# Find the derivative. The chain rule.

• Nov 2nd 2013, 03:33 PM
sepoto
Find the derivative. The chain rule.
I am being asked to find the derivative by what I think is the chain rule of this equation:

$(x^2+2)^2$

Let u be:

$u=(x^2+2)^2$

This is the part I am having trouble understanding. The formula for the derivative of $u^2$ is given as:

$\frac{d}{dx}u^2=\frac{du}{dx}\frac{d}{du}u^2=(2x)( 2u)=4x(x^2+2)$

Is that the chain rule? How was $(2x)(2u)$ calculated?

• Nov 2nd 2013, 03:40 PM
Plato
Re: Find the derivative. The chain rule.
Quote:

Originally Posted by sepoto
I am being asked to find the derivative by what I think is the chain rule of this equation:
$(x+2)^2$.

Why do you complicate things?
$\frac{d}{{dx}}{\left( {x + 2} \right)^2} = 2\left( {x + 2} \right)$
• Nov 5th 2013, 01:23 PM
SlipEternal
Re: Find the derivative. The chain rule.
If you want to use substitution, let $u = x^2+2$ and then $(x^2+2)^2 = u^2$ and $\dfrac{du}{dx} = 2x$. So,

$\dfrac{d}{dx}(x^2+2)^2 = \dfrac{d}{dx}(u^2)$.

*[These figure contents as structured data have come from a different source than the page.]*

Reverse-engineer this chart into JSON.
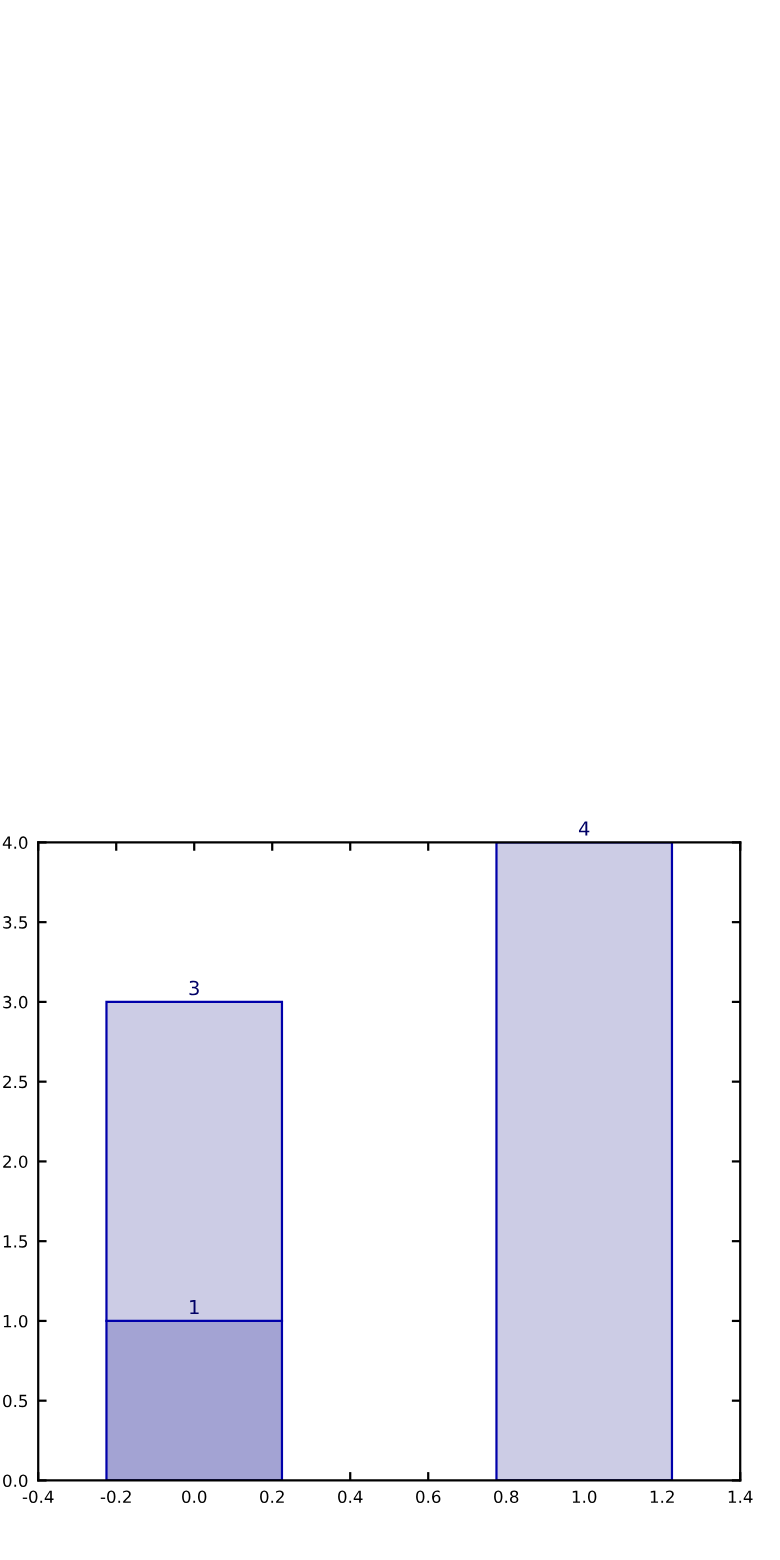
{
  "chart_data": {
    "type": "bar",
    "stacked": true,
    "x": [
      0,
      1
    ],
    "xlim": [
      -0.4,
      1.4
    ],
    "xticks": [
      -0.4,
      -0.2,
      {
        "value": 0,
        "label": "0.0"
      },
      0.2,
      0.4,
      0.6,
      0.8,
      {
        "value": 1,
        "label": "1.0"
      },
      1.2,
      1.4
    ],
    "ylim": [
      0,
      4
    ],
    "yticks": [
      {
        "value": 0,
        "label": "0.0"
      },
      0.5,
      {
        "value": 1,
        "label": "1.0"
      },
      1.5,
      {
        "value": 2,
        "label": "2.0"
      },
      2.5,
      {
        "value": 3,
        "label": "3.0"
      },
      3.5,
      {
        "value": 4,
        "label": "4.0"
      }
    ],
    "grid": false,
    "legend": false,
    "totals": [
      "3",
      "4"
    ],
    "series": [
      {
        "values": [
          1,
          null
        ],
        "color": "#a3a3d3",
        "value_labels": [
          "1",
          null
        ]
      },
      {
        "values": [
          2,
          4
        ],
        "color": "#ccccE5"
      }
    ]
  }
}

Then we apply the Chain Rule:

$\dfrac{d}{dx}(u^2) = \dfrac{d}{du}(u^2)\dfrac{du}{dx}$

Notice that on the RHS, you are now differentiating $u^2$ with respect to $u$ (which is what you want).

$\dfrac{d}{du}(u^2)\dfrac{du}{dx} = (2u)(2x)$

Now, we plug back in for $u$ from our substitution:

$(2u)(2x) = 2(x^2+2)(2x) = 4x(x^2+2)$

So, $\dfrac{d}{dx}(x^2+2)^2 = 4x(x^2+2)$
• Nov 5th 2013, 01:44 PM
HallsofIvy
Re: Find the derivative. The chain rule.
Quote:

Originally Posted by sepoto
I am being asked to find the derivative by what I think is the chain rule of this equation:

$(x^2+2)^2$

Let u be:

$u=(x^2+2)^2$

No. $u= x^2+ 2$ but that may be a typo.

Quote:

This is the part I am having trouble understanding. The formula for the derivative of $u^2$ is given as:

$\frac{d}{dx}u^2=\frac{du}{dx}\frac{d}{du}u^2=(2x)( 2u)=4x(x^2+2)$

Is that the chain rule? How was $(2x)(2u)$ calculated?

Yes, that is the chain rule: if u is a function of f, then $\dfrac{df(u(x))}{dx}= \dfrac{df}{du}\dfrac{du}{dx}$.
Here, $f(u)= u^2$ so $\dfrac{df}{du}= 2u$ and $\dfrac{du}{dx}= 2x$.
Then $\dfrac{df}{dx}= (2u)(2x)= (2(x^2+ 2))(2x)= 4x(x^2+ 2)$.